Femmes autochtones: on doit parler de génocide, dit la rapporteuse de l’ONU

La rapporteuse spéciale des Nations unies sur les droits des peuples autochtones, Victoria Tauli-Corpuz
Photo: Cristina Vega Agence France-Presse La rapporteuse spéciale des Nations unies sur les droits des peuples autochtones, Victoria Tauli-Corpuz

La rapporteuse spéciale des Nations unies sur les droits des peuples autochtones souhaite la tenue d’une enquête sur le génocide dénoncé par la commission canadienne sur les femmes autochtones. Car le Canada se verrait ainsi forcé d’en faire plus pour corriger enfin la situation, plaide Victoria Tauli-Corpuz en entrevue au Devoir.

« Je souhaiterais qu’il y ait une enquête sur le génocide au Canada. Parce que cela ferait connaître l’enjeu davantage dans le monde et mettrait beaucoup plus de pression sur le gouvernement canadien afin qu’il fasse le nécessaire », tranche la rapporteuse spéciale de l’ONU, qui surveille l’état des droits des Autochtones dans le monde depuis cinq ans.

L’Enquête nationale sur les femmes et les filles autochtones disparues et assassinées a conclu, la semaine dernière, que « les structures du colonialisme de peuplement » mises en place au Canada « constituent, dans les faits, un génocide ». Un tel blâme n’entraîne pas automatiquement une enquête de l’Organisation des Nations unies, mais des pays membres pourraient s’allier pour en réclamer une. L’Organisation des États américains a déjà signalé à Ottawa qu’elle souhaite dépêcher des experts indépendants pour clarifier les accusations.

Mme Tauli-Corpuz n’a pas encore décidé si elle fera la même recommandation aux Nations unies. Si tel était le cas, il faudrait quand même que des pays membres appuient sa demande.
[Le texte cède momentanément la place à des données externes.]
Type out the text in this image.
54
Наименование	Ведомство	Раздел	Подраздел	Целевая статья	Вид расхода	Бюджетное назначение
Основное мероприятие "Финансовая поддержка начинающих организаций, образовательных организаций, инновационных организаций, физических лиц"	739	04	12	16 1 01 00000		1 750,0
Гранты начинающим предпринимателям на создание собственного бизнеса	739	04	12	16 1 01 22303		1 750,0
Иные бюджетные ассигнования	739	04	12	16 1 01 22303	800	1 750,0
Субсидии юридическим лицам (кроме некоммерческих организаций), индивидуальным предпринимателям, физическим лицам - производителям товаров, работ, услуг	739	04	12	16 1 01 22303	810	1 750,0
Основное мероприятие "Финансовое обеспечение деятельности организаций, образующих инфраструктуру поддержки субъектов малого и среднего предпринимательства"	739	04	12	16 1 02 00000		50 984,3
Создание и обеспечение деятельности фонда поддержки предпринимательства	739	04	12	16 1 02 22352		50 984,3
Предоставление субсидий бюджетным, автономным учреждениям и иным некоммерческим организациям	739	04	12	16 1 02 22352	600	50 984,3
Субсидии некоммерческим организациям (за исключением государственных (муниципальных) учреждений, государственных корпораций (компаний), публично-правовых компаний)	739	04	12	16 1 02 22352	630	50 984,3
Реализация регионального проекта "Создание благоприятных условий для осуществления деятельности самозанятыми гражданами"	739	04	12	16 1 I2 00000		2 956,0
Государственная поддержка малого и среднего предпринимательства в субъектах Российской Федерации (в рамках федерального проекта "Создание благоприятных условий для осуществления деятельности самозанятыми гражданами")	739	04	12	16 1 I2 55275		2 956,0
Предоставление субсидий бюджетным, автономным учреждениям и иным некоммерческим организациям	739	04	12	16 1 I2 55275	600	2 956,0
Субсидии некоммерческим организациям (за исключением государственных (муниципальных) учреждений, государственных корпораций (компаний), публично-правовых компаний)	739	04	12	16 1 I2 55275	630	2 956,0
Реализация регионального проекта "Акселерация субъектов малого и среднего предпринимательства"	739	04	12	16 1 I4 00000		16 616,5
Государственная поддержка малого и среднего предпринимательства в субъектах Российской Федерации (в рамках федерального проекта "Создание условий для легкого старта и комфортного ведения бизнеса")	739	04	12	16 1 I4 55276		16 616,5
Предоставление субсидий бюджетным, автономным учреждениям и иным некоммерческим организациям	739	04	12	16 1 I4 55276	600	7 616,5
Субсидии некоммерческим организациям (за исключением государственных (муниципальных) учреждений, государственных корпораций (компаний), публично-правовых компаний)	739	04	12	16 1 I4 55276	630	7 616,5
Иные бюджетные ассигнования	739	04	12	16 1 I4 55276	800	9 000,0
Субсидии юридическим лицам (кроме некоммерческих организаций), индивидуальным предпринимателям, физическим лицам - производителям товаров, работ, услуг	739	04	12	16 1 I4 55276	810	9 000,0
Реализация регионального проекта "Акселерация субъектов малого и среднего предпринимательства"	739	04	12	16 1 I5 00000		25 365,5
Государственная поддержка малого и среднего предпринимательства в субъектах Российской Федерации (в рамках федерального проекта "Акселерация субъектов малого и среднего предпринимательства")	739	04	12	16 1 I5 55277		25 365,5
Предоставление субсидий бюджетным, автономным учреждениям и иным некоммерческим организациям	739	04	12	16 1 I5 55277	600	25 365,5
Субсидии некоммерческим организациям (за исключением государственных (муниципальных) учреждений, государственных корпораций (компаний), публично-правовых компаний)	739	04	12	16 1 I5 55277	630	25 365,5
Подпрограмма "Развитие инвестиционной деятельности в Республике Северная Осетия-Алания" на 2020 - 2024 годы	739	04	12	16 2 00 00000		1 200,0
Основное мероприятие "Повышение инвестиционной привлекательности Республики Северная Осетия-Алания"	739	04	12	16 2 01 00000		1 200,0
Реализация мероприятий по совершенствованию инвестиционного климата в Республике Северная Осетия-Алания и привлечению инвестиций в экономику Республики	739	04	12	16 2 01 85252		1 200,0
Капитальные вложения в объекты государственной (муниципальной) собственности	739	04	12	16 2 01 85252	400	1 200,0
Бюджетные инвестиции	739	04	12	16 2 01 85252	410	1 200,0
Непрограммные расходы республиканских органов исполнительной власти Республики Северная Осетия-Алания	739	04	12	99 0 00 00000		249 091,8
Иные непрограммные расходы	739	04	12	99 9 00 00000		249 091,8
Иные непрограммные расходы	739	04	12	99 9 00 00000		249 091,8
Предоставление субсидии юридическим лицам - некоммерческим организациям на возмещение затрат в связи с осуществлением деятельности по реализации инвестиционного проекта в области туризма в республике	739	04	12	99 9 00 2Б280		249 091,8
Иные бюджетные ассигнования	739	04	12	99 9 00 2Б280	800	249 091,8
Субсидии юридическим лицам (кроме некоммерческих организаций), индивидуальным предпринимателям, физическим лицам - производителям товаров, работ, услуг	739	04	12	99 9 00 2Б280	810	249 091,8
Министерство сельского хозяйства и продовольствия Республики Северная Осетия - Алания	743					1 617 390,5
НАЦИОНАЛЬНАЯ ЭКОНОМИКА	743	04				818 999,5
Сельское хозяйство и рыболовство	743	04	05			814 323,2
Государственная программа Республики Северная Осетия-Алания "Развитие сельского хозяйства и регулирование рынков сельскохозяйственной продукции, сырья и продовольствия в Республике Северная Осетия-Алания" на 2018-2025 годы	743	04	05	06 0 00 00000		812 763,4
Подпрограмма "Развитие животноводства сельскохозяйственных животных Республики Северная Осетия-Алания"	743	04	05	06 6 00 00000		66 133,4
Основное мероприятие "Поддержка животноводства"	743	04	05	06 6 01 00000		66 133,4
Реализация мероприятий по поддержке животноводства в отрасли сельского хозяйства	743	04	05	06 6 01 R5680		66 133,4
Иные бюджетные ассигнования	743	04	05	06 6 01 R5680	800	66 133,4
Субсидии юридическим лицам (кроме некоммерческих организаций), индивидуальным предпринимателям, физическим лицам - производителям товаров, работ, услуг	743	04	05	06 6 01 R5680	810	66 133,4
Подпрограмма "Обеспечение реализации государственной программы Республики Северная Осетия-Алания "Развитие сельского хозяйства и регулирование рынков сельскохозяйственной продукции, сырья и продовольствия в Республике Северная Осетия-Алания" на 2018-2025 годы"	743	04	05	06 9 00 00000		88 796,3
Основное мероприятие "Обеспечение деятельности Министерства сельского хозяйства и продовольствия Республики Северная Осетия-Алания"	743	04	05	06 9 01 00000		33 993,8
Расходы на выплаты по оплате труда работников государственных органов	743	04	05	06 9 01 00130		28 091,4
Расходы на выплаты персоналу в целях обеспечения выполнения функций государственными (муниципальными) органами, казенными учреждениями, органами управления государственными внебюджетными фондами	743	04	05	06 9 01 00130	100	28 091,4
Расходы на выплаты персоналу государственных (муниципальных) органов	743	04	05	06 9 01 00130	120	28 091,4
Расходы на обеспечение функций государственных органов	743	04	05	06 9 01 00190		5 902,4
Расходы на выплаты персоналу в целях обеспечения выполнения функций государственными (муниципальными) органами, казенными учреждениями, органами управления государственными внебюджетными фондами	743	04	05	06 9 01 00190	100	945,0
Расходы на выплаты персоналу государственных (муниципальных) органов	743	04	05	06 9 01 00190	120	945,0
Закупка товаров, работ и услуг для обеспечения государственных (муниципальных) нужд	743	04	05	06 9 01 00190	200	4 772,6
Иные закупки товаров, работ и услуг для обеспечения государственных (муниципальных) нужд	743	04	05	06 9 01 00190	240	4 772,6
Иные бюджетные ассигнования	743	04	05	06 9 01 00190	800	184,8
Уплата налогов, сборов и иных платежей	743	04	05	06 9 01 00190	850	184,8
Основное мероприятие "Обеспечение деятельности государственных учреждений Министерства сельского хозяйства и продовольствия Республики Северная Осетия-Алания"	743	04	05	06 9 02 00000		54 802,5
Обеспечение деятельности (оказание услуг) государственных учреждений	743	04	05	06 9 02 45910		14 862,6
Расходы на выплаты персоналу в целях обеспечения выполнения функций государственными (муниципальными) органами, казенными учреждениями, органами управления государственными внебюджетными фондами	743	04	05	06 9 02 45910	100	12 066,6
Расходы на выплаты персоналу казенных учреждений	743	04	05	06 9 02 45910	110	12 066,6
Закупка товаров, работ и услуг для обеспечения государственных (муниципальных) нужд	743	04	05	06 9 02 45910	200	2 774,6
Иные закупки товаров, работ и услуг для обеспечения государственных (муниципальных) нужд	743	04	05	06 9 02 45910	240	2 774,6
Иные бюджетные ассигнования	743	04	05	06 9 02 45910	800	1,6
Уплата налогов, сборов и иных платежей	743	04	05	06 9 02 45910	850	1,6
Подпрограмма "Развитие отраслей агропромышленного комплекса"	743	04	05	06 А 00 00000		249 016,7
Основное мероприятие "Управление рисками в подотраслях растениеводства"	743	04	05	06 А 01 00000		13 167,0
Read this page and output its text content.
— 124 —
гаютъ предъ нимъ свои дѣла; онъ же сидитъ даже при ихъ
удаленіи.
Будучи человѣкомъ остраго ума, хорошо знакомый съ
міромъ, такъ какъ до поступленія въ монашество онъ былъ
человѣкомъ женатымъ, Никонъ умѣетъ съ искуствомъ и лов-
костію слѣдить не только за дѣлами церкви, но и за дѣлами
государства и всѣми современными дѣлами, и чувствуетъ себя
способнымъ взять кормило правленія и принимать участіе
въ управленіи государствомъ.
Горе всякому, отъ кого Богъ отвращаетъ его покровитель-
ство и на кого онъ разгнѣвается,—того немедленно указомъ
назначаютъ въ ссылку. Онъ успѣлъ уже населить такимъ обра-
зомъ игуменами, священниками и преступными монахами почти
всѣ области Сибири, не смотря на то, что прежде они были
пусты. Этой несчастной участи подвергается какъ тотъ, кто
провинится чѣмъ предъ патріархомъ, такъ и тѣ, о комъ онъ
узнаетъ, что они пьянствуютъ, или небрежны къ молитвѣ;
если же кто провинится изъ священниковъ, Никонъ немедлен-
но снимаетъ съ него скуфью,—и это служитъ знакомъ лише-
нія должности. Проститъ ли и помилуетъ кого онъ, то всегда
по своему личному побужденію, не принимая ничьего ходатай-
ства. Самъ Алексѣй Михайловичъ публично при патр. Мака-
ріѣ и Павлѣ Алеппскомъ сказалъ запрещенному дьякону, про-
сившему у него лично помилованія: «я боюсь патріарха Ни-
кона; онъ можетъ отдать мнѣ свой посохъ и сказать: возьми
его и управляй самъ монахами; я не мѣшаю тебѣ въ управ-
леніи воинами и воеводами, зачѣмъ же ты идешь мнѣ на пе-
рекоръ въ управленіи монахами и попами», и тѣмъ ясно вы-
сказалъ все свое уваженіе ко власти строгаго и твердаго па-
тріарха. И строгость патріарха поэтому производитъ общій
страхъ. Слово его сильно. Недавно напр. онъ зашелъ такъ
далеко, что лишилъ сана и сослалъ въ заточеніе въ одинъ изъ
Il est à l’avantage de l’ONU de voir le génocide dans une perspective plus vaste. Cela peut aider les Nations unies à étudier des situations semblables ailleurs et à agir pour y répondre.

 

Une telle enquête « pourrait permettre que des actions et des politiques concrètes soient développées pour répondre à la question au Canada », explique la rapporteuse spéciale en entretien téléphonique avec Le Devoir. Car le Canada n’en a pas fait assez, selon elle, pour corriger les torts du passé et leurs legs qui hantent encore les Premières Nations du pays.

« Ils pourraient [le Canada] en faire plus. Ils pourraient en faire beaucoup plus, compte tenu qu’ils ont les ressources pour le faire et qu’il existe un mouvement important au sein des peuples autochtones qui les pousse à le faire. Ils n’ont pas vraiment agi de façon adéquate jusqu’à présent », déplore Mme Tauli-Corpuz, qui observe que les recommandations de la Commission de vérité et réconciliation sur les pensionnats autochtones en 2015 n’ont toujours pas toutes été mises en oeuvre.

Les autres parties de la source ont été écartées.